Let’s introduce a different notation that’s probably more representative of what we aim to achieve here. Note that `C = A | B`

is just an alias for `A`

or `B`

(it’s not important).

```
x y w => A;
z w => B;
```

This way we work our way from the far left to the far right and when we reach the accepting state `=>`

we apply our projection. This projection is as of right now inferred from the production rule but can be used to build any syntax tree of choice (abstract or otherwise).

We could very well end up with a grammar that’s like this.

```
x y w => A;
z w => B;
w => C;
```

Where `w`

as a single token is a valid production somewhere. The way this would work is that we would have a control flow where a production is simply an entry point into the directed control flow graph.
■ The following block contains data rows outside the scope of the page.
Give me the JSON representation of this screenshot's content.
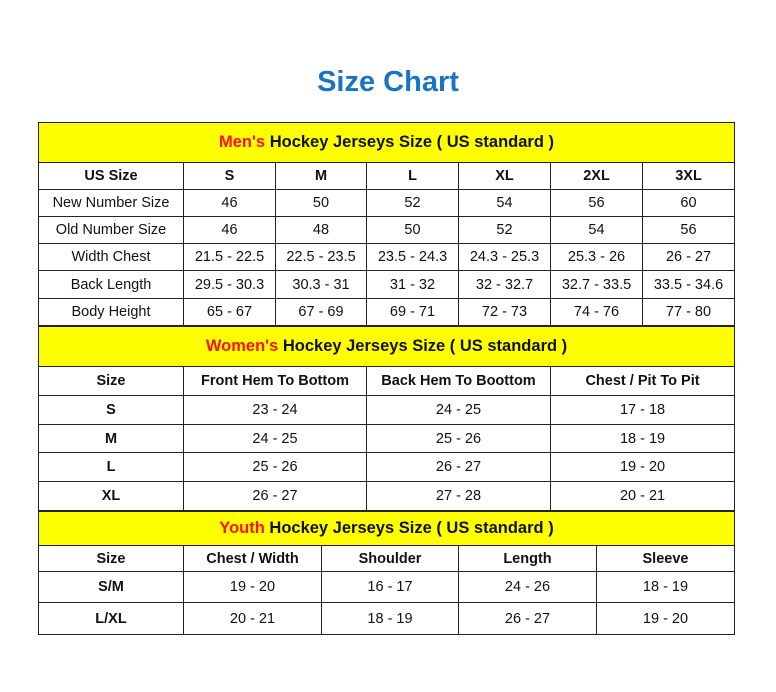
{
  "title": "Size Chart",
  "accent_color": "#1a74c4",
  "section_bg": "#ffff00",
  "highlight_color": "#ff1010",
  "men": {
    "heading_highlight": "Men's",
    "heading_rest": " Hockey Jerseys Size ( US standard )",
    "columns": [
      "US Size",
      "S",
      "M",
      "L",
      "XL",
      "2XL",
      "3XL"
    ],
    "rows": [
      [
        "New Number Size",
        "46",
        "50",
        "52",
        "54",
        "56",
        "60"
      ],
      [
        "Old Number Size",
        "46",
        "48",
        "50",
        "52",
        "54",
        "56"
      ],
      [
        "Width Chest",
        "21.5 - 22.5",
        "22.5 - 23.5",
        "23.5 - 24.3",
        "24.3 - 25.3",
        "25.3 - 26",
        "26 - 27"
      ],
      [
        "Back Length",
        "29.5 - 30.3",
        "30.3 - 31",
        "31 - 32",
        "32 - 32.7",
        "32.7 - 33.5",
        "33.5 - 34.6"
      ],
      [
        "Body Height",
        "65 - 67",
        "67 - 69",
        "69 - 71",
        "72 - 73",
        "74 - 76",
        "77 - 80"
      ]
    ]
  },
  "women": {
    "heading_highlight": "Women's",
    "heading_rest": " Hockey Jerseys Size ( US standard )",
    "columns": [
      "Size",
      "Front Hem To Bottom",
      "Back Hem To Boottom",
      "Chest / Pit To Pit"
    ],
    "rows": [
      [
        "S",
        "23 - 24",
        "24 - 25",
        "17 - 18"
      ],
      [
        "M",
        "24 - 25",
        "25 - 26",
        "18 - 19"
      ],
      [
        "L",
        "25 - 26",
        "26 - 27",
        "19 - 20"
      ],
      [
        "XL",
        "26 - 27",
        "27 - 28",
        "20 - 21"
      ]
    ]
  },
  "youth": {
    "heading_highlight": "Youth",
    "heading_rest": " Hockey Jerseys Size ( US standard )",
    "columns": [
      "Size",
      "Chest / Width",
      "Shoulder",
      "Length",
      "Sleeve"
    ],
    "rows": [
      [
        "S/M",
        "19 - 20",
        "16 - 17",
        "24 - 26",
        "18 - 19"
      ],
      [
        "L/XL",
        "20 - 21",
        "18 - 19",
        "26 - 27",
        "19 - 20"
      ]
    ]
  }
}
For each directed edge in the graph there is an associated guard set.

```
(x | y) z => A
x w => B
y w => C
```

The above three rules exemplify the way guard sets associated with edges in the control flow graph can change as we build up the grammar control flow graph.

Initially, we have a root node with the an edge going towards `z`

with the associated guard set `[x, y]`

. We then introduce `B`

and since each path must lead to a unique production we need to split the guard set associated with the existing edge. The existing edge remains but the guard set no longer contains `x`

. A new edge is introduced with the guard set `x`

that goes to a new node with an edge for `z`

and `w`

. Only a node that is an accepting state results in the application of a production.

Remember that the guard set is the accept (or apply) actions that we need to do in order to advance the parser. If we ever end up in a node where no edge can be taken, we have a syntax error. As soon as we reach an accept state we can yield a syntax tree (but only if there are no other choices to be made, our algorithm is a greedy one).

You can see this in the drawing here. The accepting states are labeled as such and the intermediate states are just labeled sequentially (those don’t matter, other than if we get stuck there we have a syntax error). Note how the existing edges have to be copied when we split a guard set in two. When `s1`

is introduced we have to duplicate the `[z]`

edge going back to the production `A`

. And hey, what do you know, no new algebra necessary. All we needed was some good old graph theory. This also happens to be one of the first instances where I’ve found labeled edges in a directed graph to be of use.

The goal here is not to be able to support superfluous grammars. People are not going to write grammars that run into these gnarly corner cases all the time but when they do we have a singular interpretation of what to do. The theory is used to define constraints on the solution to successfully arrive at the answer. And honestly, I cannot say that I’d arrive at the correct answer without it.